From March 2008-July 2009, we resected 24 large colorectal neoplasms measuring 20-40 mm in diameter by using the CEMR technique. CEMR was performed by using a ball-tip bipolar needle knife with a snaring technique. After the injection of glycerol into the submucosal layer, a circumferential incision was made, and the neoplasm was resected by snaring. All lesions that showed a noninvasive pattern were diagnosed by magnifying chromoendoscopy as adenomas or intramucosal or submucosal superficial cancers. The number of en bloc resections and complications and the overall procedure time were determined.
The proportions of en bloc and 2-piece resections by CEMR were 67% (16/24) and 17% (4/24), respectively. The median (interquartile range) time for CEMR completion was 40 minutes (30-63 minutes). No postsurgery complications occurred in any patient.
CEMR might provide acceptable clinical outcomes for patients with large colorectal neoplasms. It results in a low incidence of incomplete treatments and low risk of complications.
采用传统内镜黏膜切除术(EMR)治疗直径大于 20mm 的大肠肿瘤,往往会导致肿瘤呈多块切除,需要进一步干预。我们评估了环形切口 EMR(CEMR)的疗效。

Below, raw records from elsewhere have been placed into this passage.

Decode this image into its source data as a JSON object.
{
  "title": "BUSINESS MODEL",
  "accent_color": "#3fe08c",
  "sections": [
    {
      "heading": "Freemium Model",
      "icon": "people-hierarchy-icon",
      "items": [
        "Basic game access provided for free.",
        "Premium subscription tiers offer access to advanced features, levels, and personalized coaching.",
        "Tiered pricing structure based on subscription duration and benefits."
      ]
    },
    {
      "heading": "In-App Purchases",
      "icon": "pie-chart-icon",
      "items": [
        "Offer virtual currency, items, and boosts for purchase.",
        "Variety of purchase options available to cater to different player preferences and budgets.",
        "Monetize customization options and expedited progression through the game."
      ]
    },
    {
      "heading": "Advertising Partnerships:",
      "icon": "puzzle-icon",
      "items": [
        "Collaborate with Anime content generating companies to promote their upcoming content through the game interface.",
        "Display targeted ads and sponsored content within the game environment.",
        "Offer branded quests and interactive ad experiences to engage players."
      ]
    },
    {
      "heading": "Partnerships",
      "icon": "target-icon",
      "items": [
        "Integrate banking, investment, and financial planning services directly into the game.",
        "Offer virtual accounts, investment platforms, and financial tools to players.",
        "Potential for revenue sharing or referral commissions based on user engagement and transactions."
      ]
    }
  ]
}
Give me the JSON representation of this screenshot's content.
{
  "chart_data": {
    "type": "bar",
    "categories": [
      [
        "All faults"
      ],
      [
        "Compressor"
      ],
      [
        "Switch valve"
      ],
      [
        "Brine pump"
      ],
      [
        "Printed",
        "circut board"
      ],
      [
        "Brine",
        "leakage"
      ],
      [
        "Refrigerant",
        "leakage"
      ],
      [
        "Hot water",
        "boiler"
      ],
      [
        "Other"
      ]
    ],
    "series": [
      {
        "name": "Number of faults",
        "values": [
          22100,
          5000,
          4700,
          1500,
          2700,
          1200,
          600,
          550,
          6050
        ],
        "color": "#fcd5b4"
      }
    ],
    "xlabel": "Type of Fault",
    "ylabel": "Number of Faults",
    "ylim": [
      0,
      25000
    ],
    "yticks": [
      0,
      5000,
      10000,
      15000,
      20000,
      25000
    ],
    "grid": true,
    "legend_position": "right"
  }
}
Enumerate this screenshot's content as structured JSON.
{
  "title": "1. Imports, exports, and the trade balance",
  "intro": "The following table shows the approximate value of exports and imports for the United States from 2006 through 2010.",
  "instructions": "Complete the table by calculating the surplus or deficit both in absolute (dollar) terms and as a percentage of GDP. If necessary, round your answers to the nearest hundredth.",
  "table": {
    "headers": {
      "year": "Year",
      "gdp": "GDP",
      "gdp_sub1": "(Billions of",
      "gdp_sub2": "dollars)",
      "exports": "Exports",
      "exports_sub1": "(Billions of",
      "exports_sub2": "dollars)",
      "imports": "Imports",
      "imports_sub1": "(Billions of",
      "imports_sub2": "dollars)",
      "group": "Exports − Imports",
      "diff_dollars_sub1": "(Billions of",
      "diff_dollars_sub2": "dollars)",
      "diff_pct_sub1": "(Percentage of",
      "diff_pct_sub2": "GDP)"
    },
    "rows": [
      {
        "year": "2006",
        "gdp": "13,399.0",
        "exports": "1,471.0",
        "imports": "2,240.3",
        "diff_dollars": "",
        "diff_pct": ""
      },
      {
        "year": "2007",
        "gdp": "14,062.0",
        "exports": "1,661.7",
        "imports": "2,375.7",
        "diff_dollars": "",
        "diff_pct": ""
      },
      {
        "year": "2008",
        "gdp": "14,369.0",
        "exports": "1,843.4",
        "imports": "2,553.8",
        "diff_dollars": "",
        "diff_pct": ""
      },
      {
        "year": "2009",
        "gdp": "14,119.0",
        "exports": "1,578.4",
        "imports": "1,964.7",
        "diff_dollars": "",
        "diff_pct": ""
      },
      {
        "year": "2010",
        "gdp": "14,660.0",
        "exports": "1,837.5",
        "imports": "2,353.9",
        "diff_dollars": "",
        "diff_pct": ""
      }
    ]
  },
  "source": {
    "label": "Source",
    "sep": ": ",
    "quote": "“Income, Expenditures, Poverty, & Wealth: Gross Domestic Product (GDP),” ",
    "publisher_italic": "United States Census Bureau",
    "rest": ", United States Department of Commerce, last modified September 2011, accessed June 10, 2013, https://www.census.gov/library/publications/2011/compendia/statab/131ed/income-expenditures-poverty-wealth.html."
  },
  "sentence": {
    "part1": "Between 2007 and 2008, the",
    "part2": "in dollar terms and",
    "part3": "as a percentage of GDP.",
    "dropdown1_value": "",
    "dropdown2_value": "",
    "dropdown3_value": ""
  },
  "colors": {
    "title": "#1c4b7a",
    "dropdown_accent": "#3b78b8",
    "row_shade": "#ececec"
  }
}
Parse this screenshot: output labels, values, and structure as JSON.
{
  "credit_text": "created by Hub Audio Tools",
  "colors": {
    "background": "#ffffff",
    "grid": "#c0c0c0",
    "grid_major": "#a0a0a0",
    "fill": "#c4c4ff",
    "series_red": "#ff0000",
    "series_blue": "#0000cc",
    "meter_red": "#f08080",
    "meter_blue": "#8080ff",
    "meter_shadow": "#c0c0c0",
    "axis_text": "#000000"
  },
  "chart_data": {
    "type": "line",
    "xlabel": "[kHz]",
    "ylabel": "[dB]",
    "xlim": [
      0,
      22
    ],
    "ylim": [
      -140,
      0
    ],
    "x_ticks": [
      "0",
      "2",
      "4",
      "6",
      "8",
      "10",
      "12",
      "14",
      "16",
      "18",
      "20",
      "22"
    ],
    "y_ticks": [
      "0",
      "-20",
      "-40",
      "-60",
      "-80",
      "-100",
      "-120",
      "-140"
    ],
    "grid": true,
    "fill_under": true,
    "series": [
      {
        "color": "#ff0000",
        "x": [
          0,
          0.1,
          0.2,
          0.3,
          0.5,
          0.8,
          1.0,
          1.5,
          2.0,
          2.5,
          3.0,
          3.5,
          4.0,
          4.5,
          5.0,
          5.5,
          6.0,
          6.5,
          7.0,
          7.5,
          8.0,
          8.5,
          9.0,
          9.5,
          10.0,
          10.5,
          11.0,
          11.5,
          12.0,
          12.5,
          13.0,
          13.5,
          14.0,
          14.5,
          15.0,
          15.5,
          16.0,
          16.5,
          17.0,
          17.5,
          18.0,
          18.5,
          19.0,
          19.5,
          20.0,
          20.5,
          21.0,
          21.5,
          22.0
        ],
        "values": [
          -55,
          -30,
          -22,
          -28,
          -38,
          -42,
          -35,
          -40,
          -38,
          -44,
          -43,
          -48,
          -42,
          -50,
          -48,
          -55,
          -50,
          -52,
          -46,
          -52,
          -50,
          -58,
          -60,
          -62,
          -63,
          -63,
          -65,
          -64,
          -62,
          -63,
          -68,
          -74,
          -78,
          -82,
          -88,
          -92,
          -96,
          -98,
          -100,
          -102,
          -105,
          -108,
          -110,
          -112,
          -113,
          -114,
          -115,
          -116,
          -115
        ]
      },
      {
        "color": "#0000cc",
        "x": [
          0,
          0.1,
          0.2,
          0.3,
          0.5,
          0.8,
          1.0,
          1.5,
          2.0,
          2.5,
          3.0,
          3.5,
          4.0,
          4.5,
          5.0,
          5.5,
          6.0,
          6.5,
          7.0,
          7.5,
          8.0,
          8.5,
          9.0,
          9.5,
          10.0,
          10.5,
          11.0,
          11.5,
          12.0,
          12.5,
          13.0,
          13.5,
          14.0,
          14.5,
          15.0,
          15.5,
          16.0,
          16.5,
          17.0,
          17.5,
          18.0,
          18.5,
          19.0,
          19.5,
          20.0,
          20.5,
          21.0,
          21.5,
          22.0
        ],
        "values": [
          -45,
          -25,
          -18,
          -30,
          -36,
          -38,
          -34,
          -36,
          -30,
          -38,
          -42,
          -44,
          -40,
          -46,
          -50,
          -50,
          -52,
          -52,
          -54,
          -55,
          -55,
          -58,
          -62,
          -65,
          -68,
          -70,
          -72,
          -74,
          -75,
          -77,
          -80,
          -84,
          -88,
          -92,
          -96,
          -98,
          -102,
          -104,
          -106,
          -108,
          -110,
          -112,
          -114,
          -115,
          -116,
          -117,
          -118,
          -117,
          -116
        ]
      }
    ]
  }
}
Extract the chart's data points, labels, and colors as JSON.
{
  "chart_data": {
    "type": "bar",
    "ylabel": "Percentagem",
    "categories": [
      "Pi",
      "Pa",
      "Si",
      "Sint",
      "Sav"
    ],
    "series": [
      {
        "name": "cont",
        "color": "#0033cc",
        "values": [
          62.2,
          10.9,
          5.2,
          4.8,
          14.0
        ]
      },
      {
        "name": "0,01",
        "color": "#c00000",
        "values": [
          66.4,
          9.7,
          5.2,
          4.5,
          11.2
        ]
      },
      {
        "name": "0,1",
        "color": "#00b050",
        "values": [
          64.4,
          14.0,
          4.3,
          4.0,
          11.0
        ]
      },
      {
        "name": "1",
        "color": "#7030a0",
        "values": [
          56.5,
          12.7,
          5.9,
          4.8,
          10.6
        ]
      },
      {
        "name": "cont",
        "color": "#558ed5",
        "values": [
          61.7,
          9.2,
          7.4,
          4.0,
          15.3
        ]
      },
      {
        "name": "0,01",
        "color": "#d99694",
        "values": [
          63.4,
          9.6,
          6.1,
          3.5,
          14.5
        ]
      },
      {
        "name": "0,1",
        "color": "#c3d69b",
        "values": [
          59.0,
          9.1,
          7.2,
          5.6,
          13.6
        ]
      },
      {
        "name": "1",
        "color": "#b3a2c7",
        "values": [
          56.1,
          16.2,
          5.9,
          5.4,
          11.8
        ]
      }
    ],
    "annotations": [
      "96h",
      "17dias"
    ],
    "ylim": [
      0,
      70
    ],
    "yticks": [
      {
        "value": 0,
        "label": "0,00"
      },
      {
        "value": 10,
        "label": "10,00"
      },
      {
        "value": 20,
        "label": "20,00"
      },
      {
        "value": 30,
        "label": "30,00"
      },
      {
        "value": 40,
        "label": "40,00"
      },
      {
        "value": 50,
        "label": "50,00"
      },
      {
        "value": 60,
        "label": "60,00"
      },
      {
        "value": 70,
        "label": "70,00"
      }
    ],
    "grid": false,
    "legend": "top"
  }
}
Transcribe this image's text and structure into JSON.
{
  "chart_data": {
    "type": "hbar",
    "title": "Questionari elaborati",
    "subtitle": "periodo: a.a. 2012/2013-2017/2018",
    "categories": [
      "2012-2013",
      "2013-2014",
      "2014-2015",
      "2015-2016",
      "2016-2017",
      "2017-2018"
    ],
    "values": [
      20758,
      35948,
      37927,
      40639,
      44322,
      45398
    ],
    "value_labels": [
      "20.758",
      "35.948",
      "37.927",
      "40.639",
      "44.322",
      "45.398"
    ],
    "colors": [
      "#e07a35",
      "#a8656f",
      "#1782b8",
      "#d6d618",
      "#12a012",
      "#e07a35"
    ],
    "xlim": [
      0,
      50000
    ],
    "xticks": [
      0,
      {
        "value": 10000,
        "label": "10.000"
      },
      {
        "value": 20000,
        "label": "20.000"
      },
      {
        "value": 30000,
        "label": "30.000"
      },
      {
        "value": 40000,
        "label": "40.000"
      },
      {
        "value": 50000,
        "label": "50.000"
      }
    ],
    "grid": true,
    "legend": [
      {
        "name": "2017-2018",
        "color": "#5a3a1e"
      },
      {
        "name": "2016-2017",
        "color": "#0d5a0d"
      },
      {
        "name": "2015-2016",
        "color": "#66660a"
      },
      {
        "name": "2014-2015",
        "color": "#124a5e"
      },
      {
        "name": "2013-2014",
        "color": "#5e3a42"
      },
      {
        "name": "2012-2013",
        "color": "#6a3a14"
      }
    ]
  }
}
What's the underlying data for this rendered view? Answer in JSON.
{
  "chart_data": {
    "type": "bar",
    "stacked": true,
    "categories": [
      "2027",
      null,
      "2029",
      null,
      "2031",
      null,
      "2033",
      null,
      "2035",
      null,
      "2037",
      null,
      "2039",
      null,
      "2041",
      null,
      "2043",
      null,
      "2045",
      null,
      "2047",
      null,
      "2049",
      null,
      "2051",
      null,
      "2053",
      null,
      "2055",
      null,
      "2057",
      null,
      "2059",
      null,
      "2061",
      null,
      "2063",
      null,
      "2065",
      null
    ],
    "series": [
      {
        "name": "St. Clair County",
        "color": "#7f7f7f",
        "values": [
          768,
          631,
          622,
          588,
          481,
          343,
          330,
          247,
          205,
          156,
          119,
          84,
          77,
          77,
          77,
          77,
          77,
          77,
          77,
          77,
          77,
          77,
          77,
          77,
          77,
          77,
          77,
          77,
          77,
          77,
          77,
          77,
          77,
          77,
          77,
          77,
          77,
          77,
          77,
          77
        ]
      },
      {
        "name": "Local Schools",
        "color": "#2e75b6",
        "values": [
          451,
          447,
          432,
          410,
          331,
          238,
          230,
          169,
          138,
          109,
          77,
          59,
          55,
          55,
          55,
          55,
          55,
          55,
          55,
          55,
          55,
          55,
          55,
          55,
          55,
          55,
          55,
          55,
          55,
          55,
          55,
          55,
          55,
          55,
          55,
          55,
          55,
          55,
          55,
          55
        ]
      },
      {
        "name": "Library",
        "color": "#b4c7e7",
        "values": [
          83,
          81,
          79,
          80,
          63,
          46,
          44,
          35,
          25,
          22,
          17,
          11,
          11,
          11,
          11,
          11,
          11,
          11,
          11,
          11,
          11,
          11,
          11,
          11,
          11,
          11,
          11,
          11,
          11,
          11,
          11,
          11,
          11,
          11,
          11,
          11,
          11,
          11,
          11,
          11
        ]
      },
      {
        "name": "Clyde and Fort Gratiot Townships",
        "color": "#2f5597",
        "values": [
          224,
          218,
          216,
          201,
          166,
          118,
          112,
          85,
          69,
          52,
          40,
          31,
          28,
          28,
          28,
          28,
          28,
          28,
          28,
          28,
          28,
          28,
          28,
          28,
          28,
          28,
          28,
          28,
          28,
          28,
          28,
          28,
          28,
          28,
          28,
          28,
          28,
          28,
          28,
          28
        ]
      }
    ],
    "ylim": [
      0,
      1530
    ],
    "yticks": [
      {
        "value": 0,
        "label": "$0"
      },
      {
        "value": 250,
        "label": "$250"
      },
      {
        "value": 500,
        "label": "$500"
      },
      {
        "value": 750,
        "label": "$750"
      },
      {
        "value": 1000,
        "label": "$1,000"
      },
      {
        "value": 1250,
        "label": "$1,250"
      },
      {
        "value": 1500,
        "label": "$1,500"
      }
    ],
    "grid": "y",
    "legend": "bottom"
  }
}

2008 年 3 月至 2009 年 7 月,我们采用球头双极电切针和套扎技术对 24 个直径 20-40mm 的大肠肿瘤进行 CEMR 切除。在黏膜下层注射甘油后,进行环形切口,然后用套扎切除肿瘤。所有表现为非侵袭性模式的病变均通过放大 chromoendoscopy 诊断为腺瘤或黏膜内或黏膜下浅层癌症。确定整块切除的数量、并发症的发生情况和总手术时间。
CEMR 的整块和 2 块切除比例分别为 67%(16/24)和 17%(4/24)。CEMR 完成的中位数(四分位距)时间为 40 分钟(30-63 分钟)。没有患者出现术后并发症。
CEMR 可能为直径较大的大肠肿瘤患者提供可接受的临床效果。它导致不完全治疗的发生率较低,并发症的风险较低。